Binary Sort & Pointer:
The main idea of binary sorting is to arrange the number of values larger than the middle position on the front/back segment of the array and smaller than the other segment. When there are multiple values equal to the middle position value, it is recommended to insert the confirmed middle position in the front and back segments in parallel without changing its order.
Repetition of the call itself completes the arrangement of the entire array.
However, it should be noted that when a function passes a parameter, it is a copy of the parameter, not the parameter itself, so when twosort passes out the sorted value and its corresponding location, it needs to take its address to pass in.
That is, int twosort (vector < int > & nums, vector < int > & sort, vector < int > & sitea, vector < int > & siteb, const int start, const int end, int mid)
In this paper, vector vectors are used instead of arrays because the array passes in the first address of the array, but to assign, the assignment operation such as siteb=sitea can not be carried out directly, which will only point the siteb's pointer to the location of the sitea's pointer, i.e. & Sitea [0].
If you want to use arrays and assign arrays, you need to use the for loop to assign them.
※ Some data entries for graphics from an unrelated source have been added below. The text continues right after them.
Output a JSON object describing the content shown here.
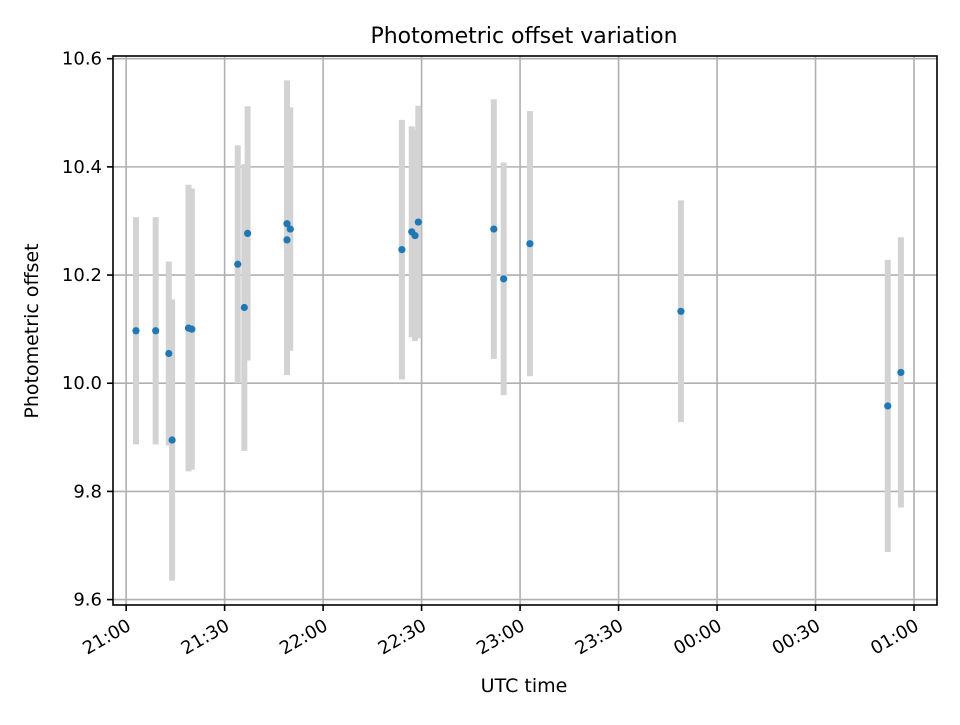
{
  "chart_data": {
    "type": "scatter",
    "title": "Photometric offset variation",
    "xlabel": "UTC time",
    "ylabel": "Photometric offset",
    "x_ticks": [
      "21:00",
      "21:30",
      "22:00",
      "22:30",
      "23:00",
      "23:30",
      "00:00",
      "00:30",
      "01:00"
    ],
    "y_ticks": [
      "9.6",
      "9.8",
      "10.0",
      "10.2",
      "10.4",
      "10.6"
    ],
    "y_tick_values": [
      9.6,
      9.8,
      10.0,
      10.2,
      10.4,
      10.6
    ],
    "xlim": [
      "20:56",
      "01:07"
    ],
    "ylim": [
      9.59,
      10.605
    ],
    "grid": true,
    "x_tick_rotation": 30,
    "marker_color": "#1f77b4",
    "errorbar_color": "#d3d3d3",
    "points": [
      {
        "t": "21:03",
        "y": 10.097,
        "err": 0.21
      },
      {
        "t": "21:09",
        "y": 10.097,
        "err": 0.21
      },
      {
        "t": "21:13",
        "y": 10.055,
        "err": 0.17
      },
      {
        "t": "21:14",
        "y": 9.895,
        "err": 0.26
      },
      {
        "t": "21:19",
        "y": 10.102,
        "err": 0.265
      },
      {
        "t": "21:20",
        "y": 10.1,
        "err": 0.26
      },
      {
        "t": "21:34",
        "y": 10.22,
        "err": 0.22
      },
      {
        "t": "21:36",
        "y": 10.14,
        "err": 0.265
      },
      {
        "t": "21:37",
        "y": 10.277,
        "err": 0.235
      },
      {
        "t": "21:49",
        "y": 10.265,
        "err": 0.25
      },
      {
        "t": "21:49",
        "y": 10.295,
        "err": 0.265
      },
      {
        "t": "21:50",
        "y": 10.285,
        "err": 0.225
      },
      {
        "t": "22:24",
        "y": 10.247,
        "err": 0.24
      },
      {
        "t": "22:27",
        "y": 10.28,
        "err": 0.195
      },
      {
        "t": "22:28",
        "y": 10.273,
        "err": 0.195
      },
      {
        "t": "22:29",
        "y": 10.298,
        "err": 0.215
      },
      {
        "t": "22:52",
        "y": 10.285,
        "err": 0.24
      },
      {
        "t": "22:55",
        "y": 10.193,
        "err": 0.215
      },
      {
        "t": "23:03",
        "y": 10.258,
        "err": 0.245
      },
      {
        "t": "23:49",
        "y": 10.133,
        "err": 0.205
      },
      {
        "t": "00:52",
        "y": 9.958,
        "err": 0.27
      },
      {
        "t": "00:56",
        "y": 10.02,
        "err": 0.25
      }
    ]
  }
}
Although the time complexity is unchanged in the case of n, the code will be redundant.
This problem can be avoided by using vector vectors. Although the address of vectors is the same as that of twosort, when it is operated, it is not for the address, but only for the value to be changed, and the vectors can be operated (vector < int >) a = b, so the code will be concise and clear.
Although the title is not difficult, the recognition of greed and binary sorting is a step, no longer just reading books and reading code.